Italy's separatists tread softly toward autonomy
As nervous investors retreat from Catalonia, afraid the wealthy region may secede from Spain, another European region whose politicians once campaigned for independence is looking to attract some of them -- by talking of autonomy, not secession.
The Italian region of Lombardy, the country's industrial engine and home to its financial capital Milan, is holding a referendum on Oct. 22 for more autonomy, an outcome its once-proudly secessionist leader hopes will lure more investment.
That could come at the expense of Catalonia, which is a rival to Lombardy in the race to attract employers fleeing another painful European divorce, Brexit. The two regions are competing to host Europe's drugs regulator which must leave the U.K. and find a new home inside the European Union.
"We are not Catalonia," said Lombardy President Roberto Maroni, overlooking Milan from his glass-walled office on the 36th floor of the region's recently built headquarters.
"We remain inside the Italian nation with more autonomy while Catalonia wants to become the 29th state of the European Union. We, no. Not for now."
He speaks of Catalonia as a competitor in some respects but says he is not deliberately courting its firms. "We are not cheering because firms are fleeing Catalonia.

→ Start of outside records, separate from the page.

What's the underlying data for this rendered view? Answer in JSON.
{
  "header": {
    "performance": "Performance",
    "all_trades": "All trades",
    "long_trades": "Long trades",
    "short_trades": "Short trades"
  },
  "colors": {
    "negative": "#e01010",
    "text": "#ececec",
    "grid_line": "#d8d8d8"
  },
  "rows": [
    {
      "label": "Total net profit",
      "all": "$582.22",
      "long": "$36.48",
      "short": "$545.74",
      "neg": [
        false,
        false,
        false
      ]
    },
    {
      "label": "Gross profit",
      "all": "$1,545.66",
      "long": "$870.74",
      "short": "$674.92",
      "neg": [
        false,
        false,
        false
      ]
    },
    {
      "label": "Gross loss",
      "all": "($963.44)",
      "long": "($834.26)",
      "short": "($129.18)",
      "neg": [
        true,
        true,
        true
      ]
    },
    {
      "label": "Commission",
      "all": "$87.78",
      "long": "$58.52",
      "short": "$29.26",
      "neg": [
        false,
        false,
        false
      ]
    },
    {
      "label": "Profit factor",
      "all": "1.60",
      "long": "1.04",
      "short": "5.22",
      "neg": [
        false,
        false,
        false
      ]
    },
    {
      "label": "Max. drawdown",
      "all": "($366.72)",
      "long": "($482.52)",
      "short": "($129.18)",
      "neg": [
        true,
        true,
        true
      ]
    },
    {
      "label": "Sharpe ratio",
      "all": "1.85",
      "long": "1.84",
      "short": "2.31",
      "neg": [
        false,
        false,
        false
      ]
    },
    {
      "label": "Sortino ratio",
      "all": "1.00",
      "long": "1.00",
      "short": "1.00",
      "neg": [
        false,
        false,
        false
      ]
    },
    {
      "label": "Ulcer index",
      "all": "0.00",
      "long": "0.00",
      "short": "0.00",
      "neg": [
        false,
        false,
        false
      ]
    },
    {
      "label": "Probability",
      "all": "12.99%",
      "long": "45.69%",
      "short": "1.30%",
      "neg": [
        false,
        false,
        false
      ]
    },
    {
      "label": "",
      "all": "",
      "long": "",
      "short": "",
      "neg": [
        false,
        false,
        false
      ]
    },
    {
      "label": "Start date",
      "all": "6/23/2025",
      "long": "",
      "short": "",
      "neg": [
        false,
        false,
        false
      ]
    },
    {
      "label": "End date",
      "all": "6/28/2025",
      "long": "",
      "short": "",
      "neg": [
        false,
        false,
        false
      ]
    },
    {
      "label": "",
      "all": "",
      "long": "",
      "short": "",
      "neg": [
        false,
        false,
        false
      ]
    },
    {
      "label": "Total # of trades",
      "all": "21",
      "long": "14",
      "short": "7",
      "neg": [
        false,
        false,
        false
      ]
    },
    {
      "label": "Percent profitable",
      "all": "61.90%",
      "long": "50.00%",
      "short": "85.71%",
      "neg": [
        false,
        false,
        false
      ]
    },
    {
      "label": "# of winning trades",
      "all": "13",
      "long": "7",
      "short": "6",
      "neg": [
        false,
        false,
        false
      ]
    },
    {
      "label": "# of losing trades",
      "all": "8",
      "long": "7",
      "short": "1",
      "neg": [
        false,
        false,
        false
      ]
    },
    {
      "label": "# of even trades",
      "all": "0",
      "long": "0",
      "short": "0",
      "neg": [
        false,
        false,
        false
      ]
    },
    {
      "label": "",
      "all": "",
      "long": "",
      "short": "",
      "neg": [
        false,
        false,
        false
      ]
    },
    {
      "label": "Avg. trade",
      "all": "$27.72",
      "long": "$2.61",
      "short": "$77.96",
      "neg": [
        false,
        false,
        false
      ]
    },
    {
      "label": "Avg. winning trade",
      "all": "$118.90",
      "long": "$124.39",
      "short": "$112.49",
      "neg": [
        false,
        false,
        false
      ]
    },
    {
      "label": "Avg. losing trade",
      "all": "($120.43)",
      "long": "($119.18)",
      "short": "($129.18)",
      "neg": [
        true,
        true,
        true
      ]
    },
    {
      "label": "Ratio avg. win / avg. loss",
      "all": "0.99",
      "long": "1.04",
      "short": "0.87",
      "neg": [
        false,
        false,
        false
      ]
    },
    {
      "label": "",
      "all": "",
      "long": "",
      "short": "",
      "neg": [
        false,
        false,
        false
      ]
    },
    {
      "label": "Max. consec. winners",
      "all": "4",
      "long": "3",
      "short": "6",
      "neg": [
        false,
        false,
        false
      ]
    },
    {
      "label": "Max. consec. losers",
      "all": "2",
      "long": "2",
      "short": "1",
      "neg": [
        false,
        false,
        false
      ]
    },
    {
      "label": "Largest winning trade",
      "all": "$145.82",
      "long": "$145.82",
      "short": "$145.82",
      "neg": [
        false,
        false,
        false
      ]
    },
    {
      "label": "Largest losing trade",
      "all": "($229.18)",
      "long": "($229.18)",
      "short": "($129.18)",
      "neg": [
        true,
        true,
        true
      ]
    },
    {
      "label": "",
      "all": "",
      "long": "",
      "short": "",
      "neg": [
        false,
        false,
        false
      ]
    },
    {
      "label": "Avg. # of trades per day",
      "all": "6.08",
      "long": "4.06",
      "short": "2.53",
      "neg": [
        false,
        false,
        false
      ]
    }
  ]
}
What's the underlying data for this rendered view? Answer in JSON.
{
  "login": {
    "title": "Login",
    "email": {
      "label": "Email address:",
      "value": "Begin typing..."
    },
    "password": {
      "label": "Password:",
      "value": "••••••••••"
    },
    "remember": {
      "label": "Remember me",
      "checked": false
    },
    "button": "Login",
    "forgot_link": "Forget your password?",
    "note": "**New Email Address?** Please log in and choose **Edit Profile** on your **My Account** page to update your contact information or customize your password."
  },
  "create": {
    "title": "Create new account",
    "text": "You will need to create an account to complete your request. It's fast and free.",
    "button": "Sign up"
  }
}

We will see what happens but I haven't had any requests yet from Catalan firms."
Maroni is a leading member of Lega Nord, which began in the 1990s to campaign for an independent state of Padania, stretching across Italy's north, roughly following the Po river from around Lombardy in the west to Venice in the east.
Lega Nord no longer actively campaigns for secession but as the ruling party in Lombardy and in the Veneto region around Venice, it is holding referendums in both for greater autonomy, including a better financial deal from the central government.
A “yes” vote would not be binding on Rome, but Maroni said it would give him a strong mandate to negotiate a better deal.
"It's obvious that the more negotiating power I have, the more money I can manage to bring home," he said.
Rome says the referendum is unnecessary, though permitted under Italy's constitution, which allows regions to open talks for more autonomy. Italy's ruling Democratic Party is also neutral on the issue, though at least one of the party's mayors in Lombardy is calling for a "yes" vote.
Like Catalonia, Lombardy makes up a fifth of the national economy and complains that the centre is draining its finances.
But unlike Catalonia, where hundreds of firms have shifted headquarters to other regions of Spain since an Oct. 1 independence referendum there, Lombardy's boss is taking a softer line and using his autonomy push as an investment pitch.